AI isn’t just another productivity tool anymore—it’s everywhere. From Slack to Salesforce, AI is now deeply embedded in everyday SaaS apps, making it impossible to draw a hard line between traditional software and AI. Trying to block it outright? That’s a strategy destined to fail.
In fact, we’ve reached a tipping point. Companies like Shopify now require teams to prove AI can’t do a task before they can request new hires. Meanwhile, the average enterprise is already juggling 254 AI-enabled tools. Yet despite this explosive growth, most businesses are struggling to keep up with security and governance.
The Silent Spread of Risky AI Usage
Of the hundreds of AI tools being used across companies, 7% are developed in China—raising serious concerns around data sovereignty. DeepSeek, one of the more prominent names, caused enough alarm in the U.S. that the Pentagon intervened when it found employees using the tool. And DeepSeek is just the beginning.

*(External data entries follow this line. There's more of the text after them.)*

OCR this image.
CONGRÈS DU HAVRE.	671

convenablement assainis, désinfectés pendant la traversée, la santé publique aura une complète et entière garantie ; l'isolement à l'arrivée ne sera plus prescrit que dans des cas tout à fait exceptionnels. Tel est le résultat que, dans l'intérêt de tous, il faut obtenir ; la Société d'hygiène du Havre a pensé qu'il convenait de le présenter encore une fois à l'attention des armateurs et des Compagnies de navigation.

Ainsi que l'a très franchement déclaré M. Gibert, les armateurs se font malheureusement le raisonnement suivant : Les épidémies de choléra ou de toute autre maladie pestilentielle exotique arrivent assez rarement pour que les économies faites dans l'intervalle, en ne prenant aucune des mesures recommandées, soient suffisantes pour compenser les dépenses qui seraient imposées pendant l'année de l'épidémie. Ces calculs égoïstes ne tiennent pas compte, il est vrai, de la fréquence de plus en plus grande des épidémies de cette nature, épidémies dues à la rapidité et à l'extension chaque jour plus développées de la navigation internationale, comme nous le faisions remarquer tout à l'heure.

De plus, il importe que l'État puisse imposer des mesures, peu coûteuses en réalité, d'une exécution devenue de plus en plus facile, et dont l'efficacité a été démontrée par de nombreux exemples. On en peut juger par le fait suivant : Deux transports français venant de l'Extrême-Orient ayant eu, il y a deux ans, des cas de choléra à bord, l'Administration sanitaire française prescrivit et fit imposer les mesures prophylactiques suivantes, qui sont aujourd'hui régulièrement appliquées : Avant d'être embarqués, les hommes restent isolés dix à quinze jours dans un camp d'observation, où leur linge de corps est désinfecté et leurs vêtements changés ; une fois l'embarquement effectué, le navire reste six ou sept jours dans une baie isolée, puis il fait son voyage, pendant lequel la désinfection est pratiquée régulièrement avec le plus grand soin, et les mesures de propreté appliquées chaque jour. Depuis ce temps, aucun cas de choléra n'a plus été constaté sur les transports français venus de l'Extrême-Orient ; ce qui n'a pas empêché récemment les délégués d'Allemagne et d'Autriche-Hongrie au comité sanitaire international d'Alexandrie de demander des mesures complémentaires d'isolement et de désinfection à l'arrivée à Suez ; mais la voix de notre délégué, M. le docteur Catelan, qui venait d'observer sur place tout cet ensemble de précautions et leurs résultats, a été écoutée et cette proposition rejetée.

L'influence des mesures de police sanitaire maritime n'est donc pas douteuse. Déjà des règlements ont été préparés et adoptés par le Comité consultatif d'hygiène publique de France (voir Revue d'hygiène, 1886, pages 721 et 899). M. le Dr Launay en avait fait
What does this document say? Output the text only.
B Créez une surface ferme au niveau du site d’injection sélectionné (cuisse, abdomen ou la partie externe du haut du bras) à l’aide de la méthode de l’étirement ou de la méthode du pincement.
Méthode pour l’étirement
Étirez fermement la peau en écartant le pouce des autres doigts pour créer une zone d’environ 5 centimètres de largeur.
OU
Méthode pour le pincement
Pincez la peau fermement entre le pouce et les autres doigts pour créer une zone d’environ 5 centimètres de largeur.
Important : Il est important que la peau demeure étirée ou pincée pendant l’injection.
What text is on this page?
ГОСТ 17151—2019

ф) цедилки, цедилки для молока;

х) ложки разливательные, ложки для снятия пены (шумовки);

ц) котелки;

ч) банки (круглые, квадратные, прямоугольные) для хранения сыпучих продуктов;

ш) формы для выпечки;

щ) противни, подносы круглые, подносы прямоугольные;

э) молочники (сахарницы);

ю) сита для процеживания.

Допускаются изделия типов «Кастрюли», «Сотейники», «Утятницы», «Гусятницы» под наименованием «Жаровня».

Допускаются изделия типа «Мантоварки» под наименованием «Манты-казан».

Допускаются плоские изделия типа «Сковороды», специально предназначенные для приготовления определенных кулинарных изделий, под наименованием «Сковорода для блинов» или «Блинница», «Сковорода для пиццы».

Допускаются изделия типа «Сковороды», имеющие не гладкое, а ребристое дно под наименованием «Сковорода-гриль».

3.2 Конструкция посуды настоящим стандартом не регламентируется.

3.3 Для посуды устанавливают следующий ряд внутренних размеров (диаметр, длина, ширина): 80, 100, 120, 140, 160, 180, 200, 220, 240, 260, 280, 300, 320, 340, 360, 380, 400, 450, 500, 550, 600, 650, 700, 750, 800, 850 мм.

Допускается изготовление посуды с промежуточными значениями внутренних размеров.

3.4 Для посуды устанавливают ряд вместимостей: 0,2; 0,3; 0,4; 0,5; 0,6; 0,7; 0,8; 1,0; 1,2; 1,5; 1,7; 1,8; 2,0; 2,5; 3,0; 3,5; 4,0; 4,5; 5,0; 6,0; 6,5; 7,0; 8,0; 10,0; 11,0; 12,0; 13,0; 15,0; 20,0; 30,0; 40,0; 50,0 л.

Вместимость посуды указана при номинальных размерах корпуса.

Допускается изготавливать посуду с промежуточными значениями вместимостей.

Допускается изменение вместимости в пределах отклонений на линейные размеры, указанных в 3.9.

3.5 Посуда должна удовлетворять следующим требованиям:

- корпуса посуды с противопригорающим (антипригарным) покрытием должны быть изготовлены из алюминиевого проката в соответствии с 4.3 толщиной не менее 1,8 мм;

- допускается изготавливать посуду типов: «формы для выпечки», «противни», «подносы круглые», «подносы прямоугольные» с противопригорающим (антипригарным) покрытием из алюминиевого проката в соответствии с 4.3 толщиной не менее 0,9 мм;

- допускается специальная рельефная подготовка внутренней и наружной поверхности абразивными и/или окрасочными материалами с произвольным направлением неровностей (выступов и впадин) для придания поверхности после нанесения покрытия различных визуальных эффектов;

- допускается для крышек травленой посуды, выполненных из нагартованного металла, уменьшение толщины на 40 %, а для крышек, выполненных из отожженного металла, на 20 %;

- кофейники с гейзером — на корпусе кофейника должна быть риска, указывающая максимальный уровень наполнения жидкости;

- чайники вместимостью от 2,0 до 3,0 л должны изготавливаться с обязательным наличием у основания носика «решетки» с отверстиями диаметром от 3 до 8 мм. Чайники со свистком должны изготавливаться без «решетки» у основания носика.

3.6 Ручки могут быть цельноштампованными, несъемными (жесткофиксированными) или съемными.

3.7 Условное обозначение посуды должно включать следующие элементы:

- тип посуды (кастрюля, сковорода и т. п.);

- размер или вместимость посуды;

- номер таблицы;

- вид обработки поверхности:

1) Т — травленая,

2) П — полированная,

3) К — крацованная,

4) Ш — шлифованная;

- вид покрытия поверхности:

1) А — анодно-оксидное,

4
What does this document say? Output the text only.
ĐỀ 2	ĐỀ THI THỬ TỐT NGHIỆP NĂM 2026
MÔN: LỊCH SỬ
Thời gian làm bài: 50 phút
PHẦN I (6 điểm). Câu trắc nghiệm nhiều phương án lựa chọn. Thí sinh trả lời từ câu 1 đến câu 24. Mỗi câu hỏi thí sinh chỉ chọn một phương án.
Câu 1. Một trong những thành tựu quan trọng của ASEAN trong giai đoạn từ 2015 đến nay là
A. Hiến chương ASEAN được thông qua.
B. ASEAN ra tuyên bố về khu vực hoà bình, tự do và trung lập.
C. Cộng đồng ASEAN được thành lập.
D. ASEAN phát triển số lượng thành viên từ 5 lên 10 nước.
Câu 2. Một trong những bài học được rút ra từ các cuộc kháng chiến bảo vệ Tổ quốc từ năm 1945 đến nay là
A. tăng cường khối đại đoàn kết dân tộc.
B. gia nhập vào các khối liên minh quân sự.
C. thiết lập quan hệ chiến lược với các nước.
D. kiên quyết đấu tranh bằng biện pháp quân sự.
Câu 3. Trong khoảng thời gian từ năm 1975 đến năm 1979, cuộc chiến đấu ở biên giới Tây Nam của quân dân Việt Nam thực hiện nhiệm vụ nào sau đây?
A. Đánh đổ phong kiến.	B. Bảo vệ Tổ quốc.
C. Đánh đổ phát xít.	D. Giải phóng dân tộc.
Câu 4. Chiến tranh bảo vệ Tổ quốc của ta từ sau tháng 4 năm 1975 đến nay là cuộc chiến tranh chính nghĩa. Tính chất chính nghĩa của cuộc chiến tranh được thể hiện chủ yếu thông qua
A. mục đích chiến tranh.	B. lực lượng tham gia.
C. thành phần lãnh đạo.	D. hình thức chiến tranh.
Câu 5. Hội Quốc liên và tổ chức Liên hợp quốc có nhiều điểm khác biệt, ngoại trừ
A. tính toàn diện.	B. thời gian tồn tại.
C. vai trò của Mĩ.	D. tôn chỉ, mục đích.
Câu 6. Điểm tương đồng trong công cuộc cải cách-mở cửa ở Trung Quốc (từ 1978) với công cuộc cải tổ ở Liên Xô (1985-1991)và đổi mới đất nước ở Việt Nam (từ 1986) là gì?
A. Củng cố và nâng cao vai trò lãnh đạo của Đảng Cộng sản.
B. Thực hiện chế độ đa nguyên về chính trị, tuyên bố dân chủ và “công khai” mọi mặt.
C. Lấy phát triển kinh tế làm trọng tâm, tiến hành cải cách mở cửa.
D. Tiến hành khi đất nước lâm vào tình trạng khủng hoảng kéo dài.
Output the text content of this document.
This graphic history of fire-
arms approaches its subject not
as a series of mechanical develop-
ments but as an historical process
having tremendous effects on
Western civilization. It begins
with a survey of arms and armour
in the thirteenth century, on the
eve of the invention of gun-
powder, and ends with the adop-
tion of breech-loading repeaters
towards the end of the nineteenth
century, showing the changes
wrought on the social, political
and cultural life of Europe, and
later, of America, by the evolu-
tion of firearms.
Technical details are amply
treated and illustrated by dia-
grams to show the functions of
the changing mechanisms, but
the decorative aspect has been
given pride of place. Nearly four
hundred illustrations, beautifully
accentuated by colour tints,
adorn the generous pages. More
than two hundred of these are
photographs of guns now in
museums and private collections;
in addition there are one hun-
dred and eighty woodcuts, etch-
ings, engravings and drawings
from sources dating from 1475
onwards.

Other Chinese AI platforms—like Ernie Bot, Manus, Kimi Moonshot, Qwen Chat, and Baidu Chat—are rapidly gaining ground. Backed by tech giants like Baidu and Alibaba, these tools are evolving fast and quietly creeping into Western workspaces. Given China’s regulatory environment, data shared with these tools could be subject to government access—an alarming reality for any organization handling sensitive or proprietary data.
The real risk? These tools don’t need official rollouts to infiltrate your workforce. Tech-savvy employees eager to boost productivity often experiment with the latest AI solutions on their own—and often without understanding the full consequences.
Employees Love AI—Even If It Puts Data at Risk
For many workers, AI is too valuable to ignore. In fact, a Fishbowl survey found that 68% of employees keep their ChatGPT usage secret from their bosses. Nearly half admitted they’d continue using it even if it were banned.
Between January and March, a study of 176,000 AI prompts revealed that 6.7% potentially leaked company data. Even more troubling? A large share of these submissions came from personal email accounts. Nearly half (45.4%) of sensitive inputs were submitted using accounts that fall entirely outside corporate governance.
Worse still, 21% of that sensitive data ended up on ChatGPT’s free tier—where prompts may be stored and used for training unless users explicitly opt out. For companies relying on internal AI policies or assuming corporate firewalls offer protection, these numbers are a wake-up call. Employees are finding ways around restrictions, often without understanding the data privacy trade-offs.
Why Blocking AI Tools Won’t Work
Blocking public LLMs or GenAI tools might feel like the safe move—but it’s not a sustainable one. Since most SaaS platforms now bake AI directly into their workflows, drawing a line between “AI” and “non-AI” tools no longer makes sense.
More importantly, blocking tools doesn’t stop usage—it just drives it underground. Employees will switch to personal devices, jump off the VPN, or use mobile apps to access their favorite AI tools. The result? Less oversight, more risk, and complete loss of control over how sensitive information is handled.
A Smarter Strategy: Secure, Not Strict
The path forward requires a mindset shift. Rather than saying no to AI, security and IT leaders must lean in, monitor AI tool usage, and create secure frameworks that guide adoption. That means implementing enterprise licenses, setting clear usage policies, and monitoring for shadow AI activity.
If done right, this proactive approach transforms security from being the “department of no” into a key enabler of innovation. With the right guardrails, teams can enjoy the benefits of AI without putting sensitive data at risk. In fact, the security team can become a strategic driver for smarter, safer AI adoption—helping the business move faster, not slower.